Let us back up a bit. Many people do see a problem with being overweight. You will be hard-pressed to find someone who enjoys being overweight or obese, or feels like there is not anything to be concerned about. Being at an excessive weight is not a natural state to us. Even children seem to be puzzled – for reasons they cannot understand – when interacting with a peer that is well above a healthy weight. Not to mention being overweight is uncomfortable, both physically and mentally.
On the other hand, many people are quick to make excuses when their eating habits are questioned. It is common to see people of all ages attempt to rationalize their bad habits. The most basic explanations often come down to weight loss being too hard. We get it; it is not always easy. If it were, obesity would be an exception in our population. Nobody would be overweight, and we would all be lean. But weight loss is not as painful as it is often made out to be. Usually, it is a matter of mindset and perspective.

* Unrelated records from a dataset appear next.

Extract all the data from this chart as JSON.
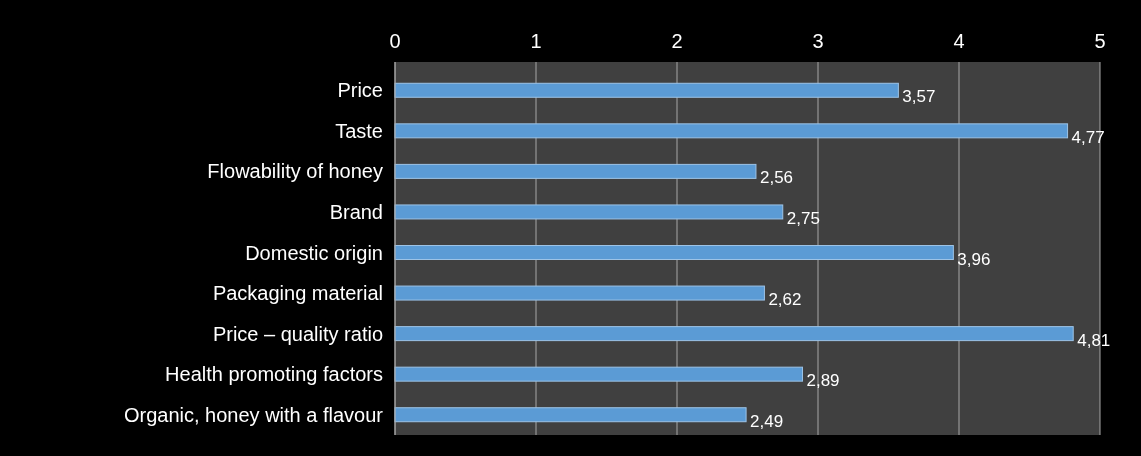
{
  "chart_data": {
    "type": "bar",
    "orientation": "horizontal",
    "categories": [
      "Price",
      "Taste",
      "Flowability of honey",
      "Brand",
      "Domestic origin",
      "Packaging material",
      "Price – quality ratio",
      "Health promoting factors",
      "Organic, honey with a flavour"
    ],
    "values": [
      3.57,
      4.77,
      2.56,
      2.75,
      3.96,
      2.62,
      4.81,
      2.89,
      2.49
    ],
    "value_labels": [
      "3,57",
      "4,77",
      "2,56",
      "2,75",
      "3,96",
      "2,62",
      "4,81",
      "2,89",
      "2,49"
    ],
    "color": "#5b9bd5",
    "xlim": [
      0,
      5
    ],
    "xticks": [
      0,
      1,
      2,
      3,
      4,
      5
    ],
    "grid": "x"
  }
}
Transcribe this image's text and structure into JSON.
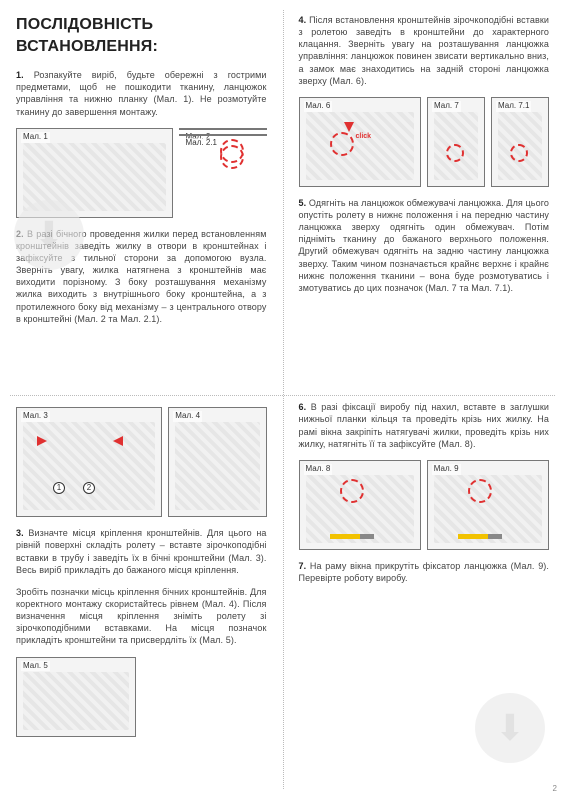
{
  "title": "ПОСЛІДОВНІСТЬ ВСТАНОВЛЕННЯ:",
  "steps": {
    "s1": "1. Розпакуйте виріб, будьте обережні з гострими предметами, щоб не пошкодити тканину, ланцюжок управління та нижню планку (Мал. 1). Не розмотуйте тканину до завершення монтажу.",
    "s2": "2. В разі бічного проведення жилки перед встановленням кронштейнів заведіть жилку в отвори в кронштейнах і зафіксуйте з тильної сторони за допомогою вузла. Зверніть увагу, жилка натягнена з кронштейнів має виходити по­різному. З боку розташування механізму жилка виходить з внутрішнього боку кронштейна, а з протилежного боку від механізму – з центрального отвору в кронштейні (Мал. 2 та Мал. 2.1).",
    "s3a": "3. Визначте місця кріплення кронштейнів. Для цього на рівній поверхні складіть ролету – вставте зірочкоподібні вставки в трубу і заведіть їх в бічні кронштейни (Мал. 3). Весь виріб прикладіть до бажаного місця кріплення.",
    "s3b": "Зробіть позначки місць кріплення бічних кронштейнів. Для коректного монтажу скористайтесь рівнем (Мал. 4). Після визначення місця кріплення зніміть ролету зі зірочкоподібними вставками. На місця позначок прикладіть кронштейни та присвердліть їх (Мал. 5).",
    "s4": "4. Після встановлення кронштейнів зірочкоподібні вставки з ролетою заведіть в кронштейни до характерного клацання. Зверніть увагу на розташування ланцюжка управління: ланцюжок повинен звисати вертикально вниз, а замок має знаходитись на задній стороні ланцюжка зверху (Мал. 6).",
    "s5": "5. Одягніть на ланцюжок обмежувачі ланцюжка. Для цього опустіть ролету в нижнє положення і на передню частину ланцюжка зверху одягніть один обмежувач. Потім підніміть тканину до бажаного верхнього положення. Другий обмежувач одягніть на задню частину ланцюжка зверху. Таким чином позначається крайнє верхнє і крайнє нижнє положення тканини – вона буде розмотуватись і змотуватись до цих позначок (Мал. 7 та Мал. 7.1).",
    "s6": "6. В разі фіксації виробу під нахил, вставте в заглушки нижньої планки кільця та проведіть крізь них жилку. На рамі вікна закріпіть натягувачі жилки, проведіть крізь них жилку, натягніть її та зафіксуйте (Мал. 8).",
    "s7": "7. На раму вікна прикрутіть фіксатор ланцюжка (Мал. 9). Перевірте роботу виробу."
  },
  "figlabels": {
    "f1": "Мал. 1",
    "f2": "Мал. 2",
    "f21": "Мал. 2.1",
    "f3": "Мал. 3",
    "f4": "Мал. 4",
    "f5": "Мал. 5",
    "f6": "Мал. 6",
    "f7": "Мал. 7",
    "f71": "Мал. 7.1",
    "f8": "Мал. 8",
    "f9": "Мал. 9"
  },
  "click_text": "click",
  "watermark_glyph": "⬇",
  "page_number": "2",
  "colors": {
    "text": "#333333",
    "border": "#777777",
    "fig_bg": "#f4f4f4",
    "accent": "#e03030",
    "dotted": "#bbbbbb",
    "watermark_bg": "#e9e9e9"
  }
}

So back to our original question. What is wrong with being a little hungry?
If you are not prepared to resist occasional or sometimes frequent spells of mild hunger, then frankly you are not ready to lose weight. It is that simple. Without the will to resist temporary hunger, weight loss is impossible.
Sometimes you might have a satisfying lunch. Then you would just be sleepy while inflicting a setback to your weight loss progress. Between that lunch and dinner, you are guaranteed to feel some hunger. When that happens, you need to resist it: the hunger feeling is temporary. Your efforts will be worth it because they will ensure you are creating a caloric deficit essential for fat loss. As long as you do not overeat at dinner, you will be fine.
Your most effective tool to ensure weight loss progress is learning to temper your hunger. Don’t hesitate to resist the urge to eat when you know you should wait a bit longer. Add exercise to the equation, and you are sure to make progress.